The large majority of head and neck cancers are squamous cell carcinomas (HNSCC) that arise at the mucosal linings of the upper aerodigestive tract, suggesting a homogeneous disease. However, HNSCC are remarkably heterogeneous. They include several subclassifications in relation to anatomic location, etiology, and molecular findings. In Germany, 4,532 and 12,992 new HNSCC cases in women and men, respectively, were counted in 2013. These HNSCC developed at different locations, i.e., oral cavity, pharynx, and larynx . The 5-year overall survival for all locations is still poor and is estimated at 51% for men and 61% for women in Germany. Historically, HNSCC have been linked to tobacco and alcohol consumption. Over the past decades, the overall incidence of HNSCC has been decreasing. In contrast to that, the incidence of oropharyngeal cancers is rising, which is related to a strong increase of human papillomavirus(HPV)-associated cancers in western countries. The reason for this increase might be a sexual transmission of HPV decades before cancer development. These cancers are now identified as a distinct tumor entity, with many differences in comparison to HPV-negative HNSCC regarding their cellular, biological, and clinical characteristics. The identification of HPV-related HNSCC by molecular biology and recently omics approaches has disclosed the heterogeneity of HNSCC and thus has contributed to a new classification of these tumors. Strikingly, it became evident that HPV-related oropharyngeal cancers showed a significantly better response to established treatment modalities resulting in an improved overall survival. Therefore, the HPV status can be regarded as one of the most accurate prognostic biomarkers in HNSCC, and p16-immunostaining became a reliable surrogate marker for the HPV status. In line with this, the latest version of the ‘AJCC Cancer Staging Manual'  includes new staging rules for HPV-positive cancer.

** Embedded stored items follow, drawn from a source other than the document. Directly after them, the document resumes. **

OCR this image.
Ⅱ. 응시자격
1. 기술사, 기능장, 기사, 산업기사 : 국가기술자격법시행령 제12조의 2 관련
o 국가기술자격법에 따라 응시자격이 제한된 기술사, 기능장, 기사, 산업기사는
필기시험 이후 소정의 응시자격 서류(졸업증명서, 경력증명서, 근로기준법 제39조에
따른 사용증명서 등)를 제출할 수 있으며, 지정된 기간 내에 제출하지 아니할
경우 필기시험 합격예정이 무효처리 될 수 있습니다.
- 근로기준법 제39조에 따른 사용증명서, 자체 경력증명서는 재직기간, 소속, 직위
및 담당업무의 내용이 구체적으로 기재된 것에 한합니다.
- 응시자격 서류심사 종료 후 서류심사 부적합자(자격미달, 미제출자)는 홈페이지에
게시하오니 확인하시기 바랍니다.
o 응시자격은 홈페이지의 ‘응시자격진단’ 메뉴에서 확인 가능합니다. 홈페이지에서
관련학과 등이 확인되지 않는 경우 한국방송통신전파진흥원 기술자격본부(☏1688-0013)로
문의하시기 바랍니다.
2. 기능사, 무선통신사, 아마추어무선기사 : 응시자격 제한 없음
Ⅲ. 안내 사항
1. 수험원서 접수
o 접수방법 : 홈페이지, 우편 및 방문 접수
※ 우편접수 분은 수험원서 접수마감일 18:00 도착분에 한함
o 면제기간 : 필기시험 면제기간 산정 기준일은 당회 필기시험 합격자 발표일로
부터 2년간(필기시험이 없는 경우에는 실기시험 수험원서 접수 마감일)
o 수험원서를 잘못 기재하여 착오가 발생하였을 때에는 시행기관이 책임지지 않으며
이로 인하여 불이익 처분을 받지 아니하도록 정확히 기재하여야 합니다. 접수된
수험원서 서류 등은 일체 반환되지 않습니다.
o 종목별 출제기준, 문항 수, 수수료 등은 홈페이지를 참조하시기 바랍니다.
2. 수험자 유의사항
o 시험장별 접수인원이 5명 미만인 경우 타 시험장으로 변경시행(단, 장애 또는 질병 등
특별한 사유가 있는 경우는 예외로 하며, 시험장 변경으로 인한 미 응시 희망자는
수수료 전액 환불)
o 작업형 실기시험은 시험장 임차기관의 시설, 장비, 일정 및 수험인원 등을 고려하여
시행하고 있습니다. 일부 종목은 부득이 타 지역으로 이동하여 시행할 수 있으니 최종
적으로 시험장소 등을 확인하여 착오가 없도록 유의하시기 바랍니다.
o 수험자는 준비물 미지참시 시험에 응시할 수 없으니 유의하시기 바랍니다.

Despite improvements in diagnosis and therapy, morbidity and mortality have remained high and appropriate treatment of patients still is a major challenge. Most cases are diagnosed with locally advanced disease, and multimodal treatment consists of concomitant chemoradiotherapy or surgery followed by risk-adapted radio(chemo)therapy. Although it is conceivable that distinct patient subgroups might benefit from treatment de-escalation (e.g., HPV-related HNSCC) or targeted therapy, effective personalized treatment options are not yet in clinical use for HNSCC.
The aim of this issue of Oncology Research and Treatment is to highlight new insights into the biology of HNSCC, to discuss their possible implications for established treatment modalities, to point to future therapeutic developments, and to call attention to open questions which should be addressed by clinical trials. Jou and Hess  focused on recent data derived from integrative genomics analysis and multi-scale modeling approaches regarding the biological and clinical diversity of HNSCC. Wagner et al.  gave an overview of the newly recognized tumor entity ‘HPV-related HNSCC'. Semrau  discussed modern treatment technologies and new developments of radiation oncology. In their original article, Wuerdemann et al.  compared the outcome of patient cohorts with HPV-related and -unrelated oropharyngeal cancers treated with primary surgery. Schuler at al.  outlined novel treatment options for HNSCC, especially in the field of immunotherapy.
The author declares no conflict of interest.